Jutro w całym kraju planowane są protesty rolników. W powiecie bielskim rolnicy po raz kolejny będą protestowali w okolicach Bociek, a dokładnie w samych Boćkach. Ich protest potrwa trzy dni. Protesty będą także na moście nad Narwią koło Plosek i Wojszek (to też DK 19), w Brańsku na krajowej 66 i w Zabłudowie na zjeździe w kierunku Hajnówki.
REKLAMA
Protest zacznie się jutro wtorek 20 lutego w Boćkach na odcinku od mostu do skrzyżowania z drogą w kierunku miejscowości Bystre. Podobnie jak podczas ostatniego protestu droga będzie całkowicie zablokowana.
Protestujący rolnicy na tym odcinku ustawią swoje ciągniki po obu stronach drogi. Utworzą jednak korytarz, którym będą przepuszczać pojazdy uprzywilejowane (karetki, radiowozy, wozy strażackie oraz mieszkańców okolicznych posesji).

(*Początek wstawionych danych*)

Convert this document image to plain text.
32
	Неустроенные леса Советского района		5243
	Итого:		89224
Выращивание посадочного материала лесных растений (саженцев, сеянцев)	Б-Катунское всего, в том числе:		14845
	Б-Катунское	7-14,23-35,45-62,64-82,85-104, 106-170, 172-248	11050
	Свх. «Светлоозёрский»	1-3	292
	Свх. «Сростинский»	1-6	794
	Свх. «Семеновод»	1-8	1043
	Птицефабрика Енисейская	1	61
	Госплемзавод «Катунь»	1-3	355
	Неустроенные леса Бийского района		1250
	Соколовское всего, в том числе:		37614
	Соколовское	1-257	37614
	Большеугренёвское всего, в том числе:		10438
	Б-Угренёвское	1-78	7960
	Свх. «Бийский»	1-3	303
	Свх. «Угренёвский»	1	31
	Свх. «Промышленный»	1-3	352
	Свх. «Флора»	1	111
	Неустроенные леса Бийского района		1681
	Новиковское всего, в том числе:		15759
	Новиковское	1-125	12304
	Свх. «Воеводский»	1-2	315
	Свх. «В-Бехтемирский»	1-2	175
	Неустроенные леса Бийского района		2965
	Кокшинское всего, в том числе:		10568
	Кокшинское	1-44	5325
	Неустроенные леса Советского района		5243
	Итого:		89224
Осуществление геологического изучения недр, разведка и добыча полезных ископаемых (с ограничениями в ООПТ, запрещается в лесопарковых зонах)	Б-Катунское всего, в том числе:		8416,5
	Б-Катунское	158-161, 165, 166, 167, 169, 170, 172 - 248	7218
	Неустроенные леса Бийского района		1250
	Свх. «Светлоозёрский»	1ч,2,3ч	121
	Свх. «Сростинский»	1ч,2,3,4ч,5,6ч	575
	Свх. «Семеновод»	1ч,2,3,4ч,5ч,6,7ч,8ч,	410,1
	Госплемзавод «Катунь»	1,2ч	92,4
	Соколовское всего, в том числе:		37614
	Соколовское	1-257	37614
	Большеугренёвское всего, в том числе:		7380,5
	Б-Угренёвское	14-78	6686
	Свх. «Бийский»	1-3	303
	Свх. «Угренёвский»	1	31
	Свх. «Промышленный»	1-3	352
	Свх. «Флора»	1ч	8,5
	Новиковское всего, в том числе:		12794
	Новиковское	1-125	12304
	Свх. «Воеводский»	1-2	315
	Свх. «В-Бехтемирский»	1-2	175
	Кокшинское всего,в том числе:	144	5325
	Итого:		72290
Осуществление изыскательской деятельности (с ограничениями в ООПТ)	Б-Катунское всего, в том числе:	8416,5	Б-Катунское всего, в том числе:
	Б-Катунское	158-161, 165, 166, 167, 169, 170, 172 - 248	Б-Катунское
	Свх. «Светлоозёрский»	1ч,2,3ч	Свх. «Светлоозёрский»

Protest będzie trwał 3 dni 24 godziny na dobę. Zakończy się ok. godz. 16 w czwartek
Jak się dowiedzieliśmy, każdego dnia protestu od godz. 16 w każdą pełną godzinę rolnicy będą przepuszczać ruch. Na przejazd dadzą jednak tylko około 5 min. O godz. 16 zostanie odblokowany przejazd od strony Siemiatycz lub Bielska, po pięciu minutach przejazd ten zostanie znów zablokowany i na kolejne pięć minut otwarty dla pojazdów oczekujących z drugiej strony.
Będzie to powtarzane w każdą pełną godzinę, czyli o 17, 18 i tak do późnego wieczora.
Rolnicy chcący wziąć udział w proteście proszeni są o zjeżdżanie się w okolicach zjazdu z DK 19 w kierunku miejscowości Bystre. Tam rolnik udostępnił swoje pole dla protestujących.
Na protest ten zjadą, jak ostatnio, rolnicy z powiatów bielskiego i hajnowskiego.
Rolnicy protestować będą także w Brańsku na Ul. Armii Krajowej, czyli drodze krajowej nr 66. Tu w godz. 10-16
A także na moście nad Narwią w okolicach Wojszek - w godz. 11-16.
Rolnicy protestują przeciw niekontrolowanemu wpuszczaniu produktów rolnych z Ukrainy oraz polityce rolnej Unii Europejskiej, a zwłaszcza wprowadzeniu tzw. ekoschematów.